On June 26, four Palestinians were killed in Syria when Assad forces shelled the Palestinian refugee camp of Deraa. Subhi Abu Khaled, Yassin Rideif, Nassim Assalti and Muutaz Assalti, were all killed in the shelling, according to local sources while another was seriously wounded and 15 homes and a mosque were damaged.
Meanwhile Jordan’s King Abdullah II met with Hamas chief Khaled Mashaal and his delegation on June 28 in Amman. The two sides discussed developments in the region with Abdullah reiterating the kingdom’s support for Palestine.
“Jordan will continue its support to the Palestinians to ease their suffering through providing them with every possible assistance in the West Bank and the Gaza Strip,” the king was quoted as saying. Meshaal also showed his appreciation for Jordan’s role and its support for the Palestinians.

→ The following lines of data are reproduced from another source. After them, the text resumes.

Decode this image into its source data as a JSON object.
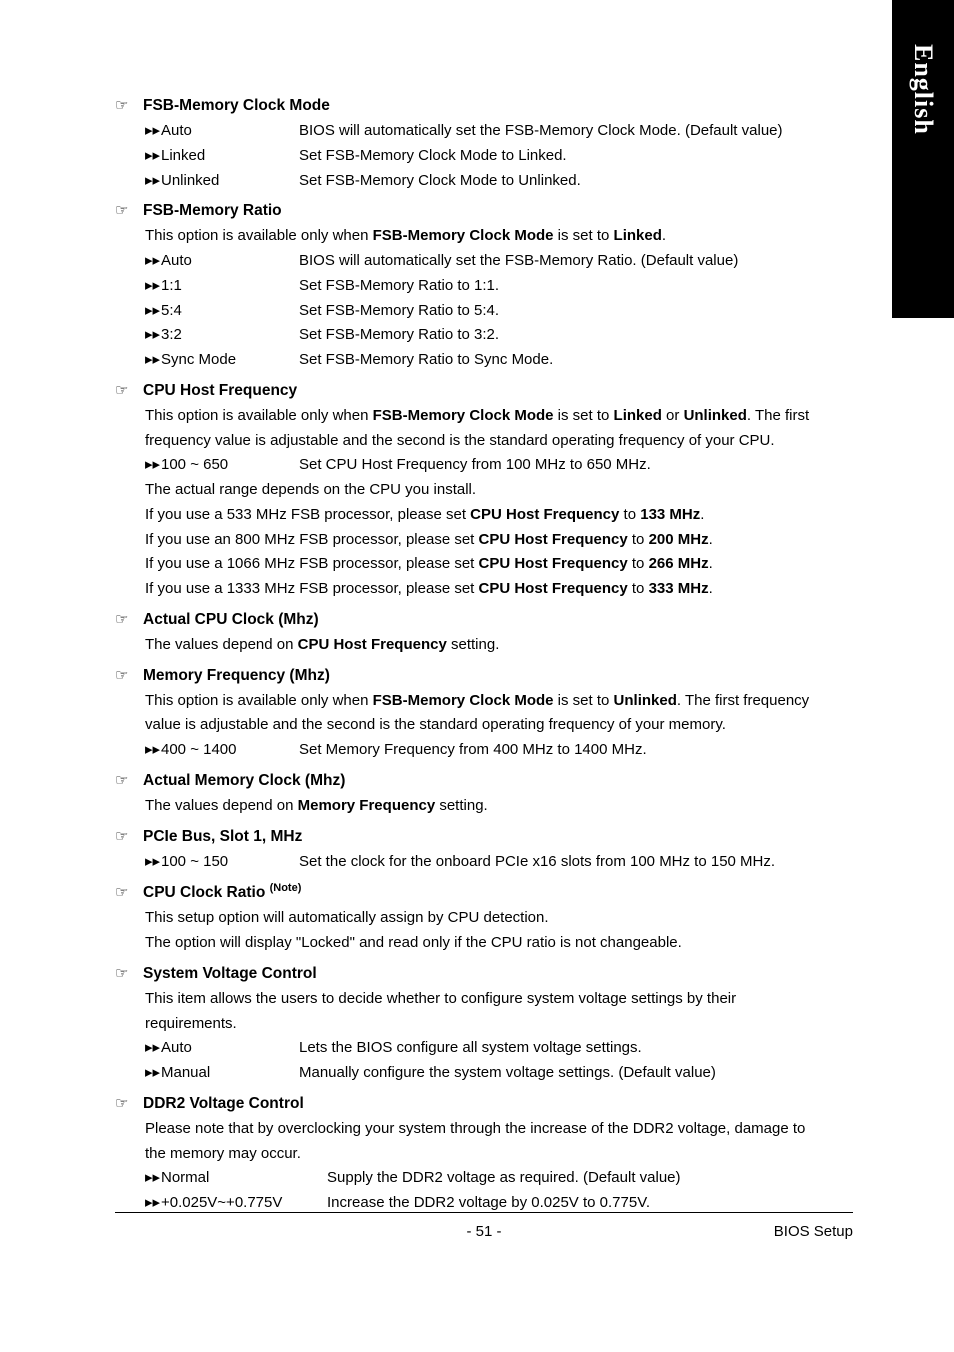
{
  "side_tab": "English",
  "footer": {
    "page": "- 51 -",
    "section": "BIOS Setup"
  },
  "colors": {
    "bg": "#ffffff",
    "text": "#000000",
    "tab_bg": "#000000",
    "tab_text": "#ffffff"
  },
  "typography": {
    "body_size_pt": 11,
    "heading_size_pt": 11.5,
    "line_height": 1.65,
    "heading_weight": "bold"
  },
  "icons": {
    "hand": "☞",
    "arrow": "▸▸"
  },
  "sections": [
    {
      "title": "FSB-Memory Clock Mode",
      "options": [
        {
          "label": "Auto",
          "desc": "BIOS will automatically set the FSB-Memory Clock Mode. (Default value)"
        },
        {
          "label": "Linked",
          "desc": "Set FSB-Memory Clock Mode to Linked."
        },
        {
          "label": "Unlinked",
          "desc": "Set FSB-Memory Clock Mode to Unlinked."
        }
      ]
    },
    {
      "title": "FSB-Memory Ratio",
      "intro_parts": [
        "This option is available only when ",
        "FSB-Memory Clock Mode",
        " is set to ",
        "Linked",
        "."
      ],
      "options": [
        {
          "label": "Auto",
          "desc": "BIOS will automatically set the FSB-Memory Ratio. (Default value)"
        },
        {
          "label": "1:1",
          "desc": "Set FSB-Memory Ratio to 1:1."
        },
        {
          "label": "5:4",
          "desc": "Set FSB-Memory Ratio to 5:4."
        },
        {
          "label": "3:2",
          "desc": "Set FSB-Memory Ratio to 3:2."
        },
        {
          "label": "Sync Mode",
          "desc": "Set FSB-Memory Ratio to Sync Mode."
        }
      ]
    },
    {
      "title": "CPU Host Frequency",
      "intro_parts": [
        "This option is available only when ",
        "FSB-Memory Clock Mode",
        " is set to ",
        "Linked",
        " or ",
        "Unlinked",
        ". The first frequency value is adjustable and the second is the standard operating frequency of your CPU."
      ],
      "options": [
        {
          "label": "100 ~ 650",
          "desc": "Set CPU Host Frequency from 100 MHz to 650 MHz."
        }
      ],
      "after_lines": [
        {
          "parts": [
            "The actual range depends on the CPU you install."
          ]
        },
        {
          "parts": [
            "If you use a 533 MHz FSB processor, please set ",
            "CPU Host Frequency",
            " to ",
            "133 MHz",
            "."
          ]
        },
        {
          "parts": [
            "If you use an 800 MHz FSB processor, please set ",
            "CPU Host Frequency",
            " to ",
            "200 MHz",
            "."
          ]
        },
        {
          "parts": [
            "If you use a 1066 MHz FSB processor, please set ",
            "CPU Host Frequency",
            " to ",
            "266 MHz",
            "."
          ]
        },
        {
          "parts": [
            "If you use a 1333 MHz FSB processor, please set ",
            "CPU Host Frequency",
            " to ",
            "333 MHz",
            "."
          ]
        }
      ]
    },
    {
      "title": "Actual CPU Clock (Mhz)",
      "intro_parts": [
        "The values depend on ",
        "CPU Host Frequency",
        " setting."
      ]
    },
    {
      "title": "Memory Frequency (Mhz)",
      "intro_parts": [
        "This option is available only when ",
        "FSB-Memory Clock Mode",
        " is set to ",
        "Unlinked",
        ". The first frequency value is adjustable and the second is the standard operating frequency of your memory."
      ],
      "options": [
        {
          "label": "400 ~ 1400",
          "desc": "Set Memory Frequency from 400 MHz to 1400 MHz."
        }
      ]
    },
    {
      "title": "Actual Memory Clock (Mhz)",
      "intro_parts": [
        "The values depend on ",
        "Memory Frequency",
        " setting."
      ]
    },
    {
      "title": "PCIe Bus, Slot 1, MHz",
      "options": [
        {
          "label": "100 ~ 150",
          "desc": "Set the clock for the onboard PCIe x16 slots from 100 MHz to 150 MHz."
        }
      ]
    },
    {
      "title": "CPU Clock Ratio ",
      "note": "(Note)",
      "intro_parts": [
        "This setup option will automatically assign by CPU detection."
      ],
      "after_lines": [
        {
          "parts": [
            "The option will display \"Locked\" and read only if the CPU ratio is not changeable."
          ]
        }
      ]
    },
    {
      "title": "System Voltage Control",
      "intro_parts": [
        "This item allows the users to decide whether to configure system voltage settings by their requirements."
      ],
      "options": [
        {
          "label": "Auto",
          "desc": "Lets the BIOS configure all system voltage settings."
        },
        {
          "label": "Manual",
          "desc": "Manually configure the system voltage settings. (Default value)"
        }
      ]
    },
    {
      "title": "DDR2 Voltage Control",
      "intro_parts": [
        "Please note that by overclocking your system through the increase of the DDR2 voltage, damage to the memory may occur."
      ],
      "options_wide": true,
      "options": [
        {
          "label": "Normal",
          "desc": "Supply the DDR2 voltage as required. (Default value)"
        },
        {
          "label": "+0.025V~+0.775V",
          "desc": "Increase the DDR2 voltage by 0.025V to 0.775V."
        }
      ]
    }
  ]
}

On June 28 dozens of prisoners in the Etzion detention facility began a hunger strike against their living conditions, according to the Palestinian Prisoners Society, which said the prisoners initially began to return meals two weeks ago as a preliminary step. The prisoners say Etzion is crowded, breaks have been reduced from an hour to only 30 minutes and that there is not enough food for the number of prisoners. Others accused the Israel Prison Service of putting them in solitary confinement and beating them without reason.
Akram Al Rekhawi, who has been on hunger strike for over two months, is in dire health conditions, say his lawyers from Addameer, adding that independent doctors have been denied access to him. Another detainee, Samer Al Barq, entered his 38th day of hunger strike, who along with Al Rekhawi, is in the Ramleh prison hospital.
Child prisoners are also in the news this week. On June 26, a delegation of senior British lawyers released a report saying Israel’s treatment of Palestinian children in custody breaks international law. The independent report, backed by the UK government, documents testimony by the UN, Israeli and Palestinian NGOs, former Israeli soldiers and Palestinian children that minors are subject to shackling, hooding and solitary confinement.
“To hold children routinely and for substantial periods in solitary confinement would, if it occurred, be capable of amounting to torture,” the report says.
Seizing children in night raids, physical and verbal abuse, and keeping them from their parents also breaks international prohibitions on cruel, inhuman or degrading treatment, the report adds. Rights groups estimate around 700 Palestinian children are detained by Israel every year.
Finally, on June 26, President Abbas welcomed his Russian counterpart Vladimir Putin in Bethlehem. In a press conference afterwards, Putin praised Abbas for his positions towards negotiations and said his country had no problem with recognizing a Palestinian state. Abbas on his part thanked Putin for Russia’s historical support for the cause and backed the idea of holding and international peace conference.